I have been a photojournalist, writer, communicator and historian for most of my life. My very first experience was capturing intimate Grand Prix images as a “fly on the wall” in the world of Formula One. Those years changed my life forever.
I first picked up a “real” camera in 1971; a rudimentary autofocus, auto exposure point-and-shoot Canon Canonet, as part of Dr. Will Counts’ requisite Non-Verbal Communication course for journalism undergrads at Indiana University.
A day after I turned in my first assigned roll of film for the class, Dr. Counts hunted me down and demanded that I become an “Indiana Daily Student” newspaper photographer.
I still remember his pitch…
“I have never made any photographs before, I said. I don’t own a camera.”
“Buy one, it’s what you’re meant to do…"
So convinced, and armed with a new Nikon FTN, I gravitated to the work of W. Eugene Smith, and the Magnum photographers; Henri Cartier-Bresson, and Joseph Koudelka.
Their common approach became my mantra: make images that tell a story; remove yourself; disappear; leave out the vanity; and, make emotional and elegantly composed images that point to a truth about your subject.
I began my Formula One documentary in 1972, a year after picking up that first Nikon. I opened a copy of Road & Track Magazine, and became an instant fan of Rob Walker's story of the 1971 British Grand Prix. I knew that's where I would find my future.
Although underage, I was able to talk my way into full accreditation for the 1972 United States Grand Prix at Watkins Glen through AP connections.
A FLY ON THE WALL
Early on, it was clear that these technological developments were influencing the spirit, passion and bravery that I was recording of that time, and so I decided to adopt the style of Cartier-Bresson and become “a fly on the wall”; getting as close as I could to the telling moments without influencing the emotion or the drama of the moment.
I consciously backed away and didn’t go looking for moments; I just waited to let those moments compel me to make an image. And, as luck would have it, I witnessed and recorded hidden moments that became pivotal incidents in Grand Prix history. After positions at the Chicago Tribune and Observer Newspapers in Detroit, I began a 20-year association with Car and Driver Magazine, traveling the world to provide art for over 600 feature stories and numerous covers.
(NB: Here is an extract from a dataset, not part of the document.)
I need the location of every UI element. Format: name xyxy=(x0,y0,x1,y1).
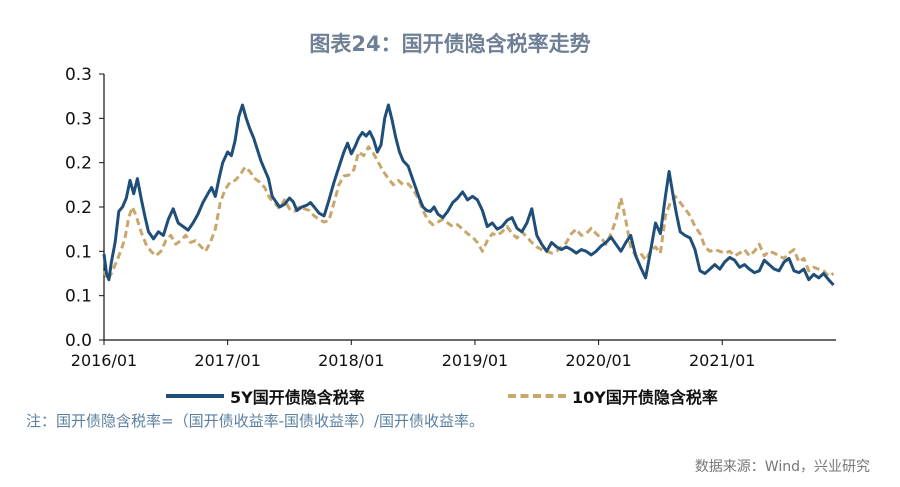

In 2001, I joined Mitsubishi as Senior Manager of Media Relations, helped launch the Lancer Evolution 8. I became Manager of North American Motorsports in 2003, winning the SCCA Pro Rally Championship Manufacturers’ National Open Class title with the new Evo. From there, I went on to provide public relations management for another multi-national Japanese auto company for a further eight years…
Throughout these years, I could never forget the intimate Grand Prix images I had captured and the experiences of being a “fly on the wall” in the world of Formula One.
So, I am reclaiming my soul with this collection of never-before published Grand Prix documentary photography. I believe they offer unique impressions of amazing driver’s and athletes, and moments that changed their lives forever.
The initial presentation of my images took place in the fall of 2013 in Hong Kong, courtesy of an exhibition hosted by Blackbird Automotive and in conjunction with McLaren’s 50th Anniversary.
"Waiting", my documentary of my personal Golden Age images and memoirs was published in 2018, and nominated to The Telegram's list of Best Sports Book of theYear.
I have also returned to creating new digital work, in both monochrome and color, on fresh editorial assignments and personal sports projects that will again allow me to record human drama, struggle and grace, with all its emotion, patina, and nuance, such as the Macau Grand Prix and it's growing influence on Formula One.
And as before, I’m enjoying a creative adventure lived as "a fly on the wall."
Thank you for joining me on this continuing journey.